1940 - 1946 – The Queen Mary was used as a troop transport during World War II.

Room in 1950's

Left - The room in the 1950's

1947 - 1967 – In the postwar refit the smoking room was fully restored. The ceiling was lowered slightly to accommodate better air ventilation and cooling systems – sacrificing the "striking series of cast-bronze electric-light sconce fittings, by Mr. James Woodford, in which motifs of playing cards figures are set against a background of tobacco leaves." But in 1967 the original 1936 compliment of furnishings (chairs, tables, desks, heavy, hand-woven Wilton carpets, etc.) were in place when the Queen Mary arrived in Long Beach.

1968 to present – like all original passenger lounges from all three classes on the Queen Mary, the first class smoking room was stripped of all furnishings and pressed into service as a multi-purpose catering room.

Left, the room after a catering event in 1990


Modern deck plan.

Some of the carvings by James Woodford (mentioned above) in the room today.

The result of this "conversion" is a still handsome and impressive " banqueting ballroom" called the "Royal Salon." It is unfortunately a darkened shadow of its former self. The paneling in the core area of the room is repaired along with water damage to the ceiling and the carpeting replaced every decade or so.

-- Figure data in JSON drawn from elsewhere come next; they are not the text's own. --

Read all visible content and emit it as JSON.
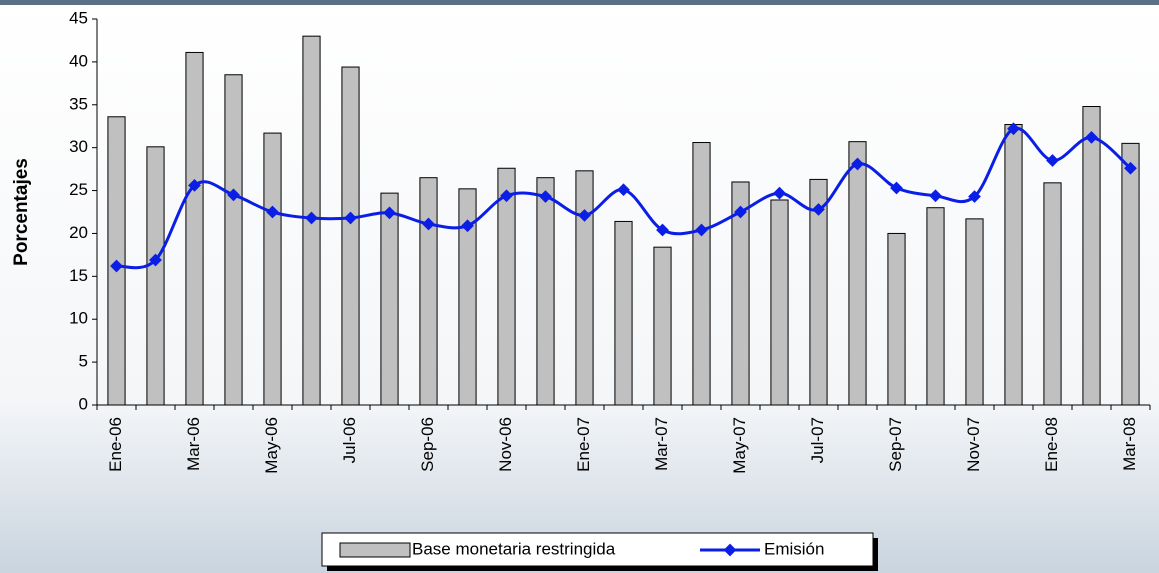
{
  "chart_data": {
    "type": "bar_line",
    "y_label": "Porcentajes",
    "categories": [
      "Ene-06",
      null,
      "Mar-06",
      null,
      "May-06",
      null,
      "Jul-06",
      null,
      "Sep-06",
      null,
      "Nov-06",
      null,
      "Ene-07",
      null,
      "Mar-07",
      null,
      "May-07",
      null,
      "Jul-07",
      null,
      "Sep-07",
      null,
      "Nov-07",
      null,
      "Ene-08",
      null,
      "Mar-08"
    ],
    "series": [
      {
        "name": "Base monetaria restringida",
        "type": "bar",
        "color": "#c0c0c0",
        "values": [
          33.6,
          30.1,
          41.1,
          38.5,
          31.7,
          43.0,
          39.4,
          24.7,
          26.5,
          25.2,
          27.6,
          26.5,
          27.3,
          21.4,
          18.4,
          30.6,
          26.0,
          23.9,
          26.3,
          30.7,
          20.0,
          23.0,
          21.7,
          32.7,
          25.9,
          34.8,
          30.5
        ]
      },
      {
        "name": "Emisión",
        "type": "line",
        "color": "#0a1ee6",
        "values": [
          16.2,
          16.9,
          25.6,
          24.5,
          22.5,
          21.8,
          21.8,
          22.4,
          21.1,
          20.9,
          24.4,
          24.3,
          22.1,
          25.1,
          20.4,
          20.4,
          22.5,
          24.7,
          22.8,
          28.1,
          25.3,
          24.4,
          24.3,
          32.2,
          28.5,
          31.2,
          27.6
        ]
      }
    ],
    "ylim": [
      0,
      45
    ],
    "yticks": [
      0,
      5,
      10,
      15,
      20,
      25,
      30,
      35,
      40,
      45
    ],
    "legend": "bottom"
  }
}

The black and white 1936 Stewart Bale photograph on the left above shows the wood paneling and screens surrounding the fireplace in the first class smoking room.  Note the light filtering through the screen and projecting flags on the wood panel behind it.  Like flags were incorporated into the painting over the fireplace.  This is an example of the subtle beauty of detail in the decor aboard the Queen Mary that passengers found astonishing.  At present the effect is totally lost as the screen is blocked with plywood panel (photos - right) and the area behind the fireplace is used as a rude storage pantry. 

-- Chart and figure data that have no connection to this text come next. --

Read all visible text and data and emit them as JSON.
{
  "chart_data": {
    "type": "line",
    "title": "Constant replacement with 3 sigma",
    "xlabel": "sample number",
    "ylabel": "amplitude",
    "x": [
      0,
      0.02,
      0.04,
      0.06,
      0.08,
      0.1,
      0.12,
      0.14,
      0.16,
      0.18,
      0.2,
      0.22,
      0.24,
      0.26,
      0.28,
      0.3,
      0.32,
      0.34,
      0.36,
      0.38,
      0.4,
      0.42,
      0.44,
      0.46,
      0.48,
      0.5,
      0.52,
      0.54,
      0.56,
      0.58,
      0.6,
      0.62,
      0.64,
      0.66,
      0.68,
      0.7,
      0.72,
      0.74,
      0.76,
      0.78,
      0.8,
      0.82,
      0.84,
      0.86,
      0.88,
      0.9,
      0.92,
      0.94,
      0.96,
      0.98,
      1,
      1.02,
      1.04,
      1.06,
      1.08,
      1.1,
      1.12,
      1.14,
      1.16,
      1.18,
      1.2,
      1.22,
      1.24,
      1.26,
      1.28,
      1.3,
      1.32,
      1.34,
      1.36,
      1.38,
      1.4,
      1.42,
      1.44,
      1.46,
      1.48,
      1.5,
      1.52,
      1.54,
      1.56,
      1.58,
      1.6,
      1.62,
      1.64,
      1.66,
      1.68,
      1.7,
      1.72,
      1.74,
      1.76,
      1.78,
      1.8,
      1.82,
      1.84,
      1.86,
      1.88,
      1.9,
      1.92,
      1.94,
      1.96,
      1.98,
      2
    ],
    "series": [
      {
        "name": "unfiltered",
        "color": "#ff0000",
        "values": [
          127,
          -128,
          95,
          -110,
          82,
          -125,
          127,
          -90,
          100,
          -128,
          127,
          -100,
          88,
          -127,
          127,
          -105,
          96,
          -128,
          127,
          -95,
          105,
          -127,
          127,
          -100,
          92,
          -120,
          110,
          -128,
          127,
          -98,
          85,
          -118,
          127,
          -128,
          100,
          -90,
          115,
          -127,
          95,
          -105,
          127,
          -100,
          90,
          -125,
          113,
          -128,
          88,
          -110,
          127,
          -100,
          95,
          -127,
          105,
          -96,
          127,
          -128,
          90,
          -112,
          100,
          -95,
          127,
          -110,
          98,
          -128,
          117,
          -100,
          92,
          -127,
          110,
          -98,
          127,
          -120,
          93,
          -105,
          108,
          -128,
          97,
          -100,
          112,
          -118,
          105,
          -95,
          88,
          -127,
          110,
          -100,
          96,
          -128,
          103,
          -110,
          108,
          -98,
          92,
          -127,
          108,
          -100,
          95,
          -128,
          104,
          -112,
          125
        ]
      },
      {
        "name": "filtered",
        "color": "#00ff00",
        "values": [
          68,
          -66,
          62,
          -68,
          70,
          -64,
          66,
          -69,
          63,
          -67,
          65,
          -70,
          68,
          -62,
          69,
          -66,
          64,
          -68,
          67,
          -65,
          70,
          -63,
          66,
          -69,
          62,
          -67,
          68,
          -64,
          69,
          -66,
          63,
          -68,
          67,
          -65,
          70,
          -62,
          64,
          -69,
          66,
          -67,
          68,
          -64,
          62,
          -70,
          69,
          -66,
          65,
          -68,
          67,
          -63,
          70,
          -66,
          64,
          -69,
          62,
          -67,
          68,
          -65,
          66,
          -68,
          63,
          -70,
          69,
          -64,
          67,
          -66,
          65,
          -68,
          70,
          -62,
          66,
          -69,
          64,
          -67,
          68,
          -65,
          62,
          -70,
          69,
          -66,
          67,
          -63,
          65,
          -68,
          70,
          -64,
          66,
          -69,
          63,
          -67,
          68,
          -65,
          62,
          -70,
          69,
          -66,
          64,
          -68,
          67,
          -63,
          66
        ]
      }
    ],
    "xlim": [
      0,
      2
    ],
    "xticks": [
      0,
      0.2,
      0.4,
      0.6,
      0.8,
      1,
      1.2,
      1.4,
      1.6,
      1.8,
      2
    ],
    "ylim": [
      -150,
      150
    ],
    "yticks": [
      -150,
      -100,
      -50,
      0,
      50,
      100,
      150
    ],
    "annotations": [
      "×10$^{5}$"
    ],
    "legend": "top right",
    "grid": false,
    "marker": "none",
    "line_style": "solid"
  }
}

Click on the images to expand them to full size.

Restoration Potential

Damage in the forward part of the Smoking Room today. These areas were once part of the room. They were an alcove with game tables.

Another view of this area

Full restoration is achievable but is dependant on a reassessment of the functions assigned to this room. See the articles entitled "The Upper Deck Public Rooms and Lounges - creating a world class entertainment venue on the Queen Mary" ; and "Banquets, Brunches and Buffets - creating a shipboard experience for banqueting guests" -- in the Alternative Vision series for greater details

Our views on functional restoration are illustrated in our proposed deck plan for Promenade deck.

A possible restoration showing restored pre-war turnabout.

We believe that the value of an attraction and of a banqueting venue resides in its uniqueness and panache. The fabulous suite of public rooms on the promenade deck was the crowning glory of the Queen Mary. Perhaps they will once again see the light of day in a fashion that makes them recognizable even to people fortunate enough to have sailed on her in her heyday.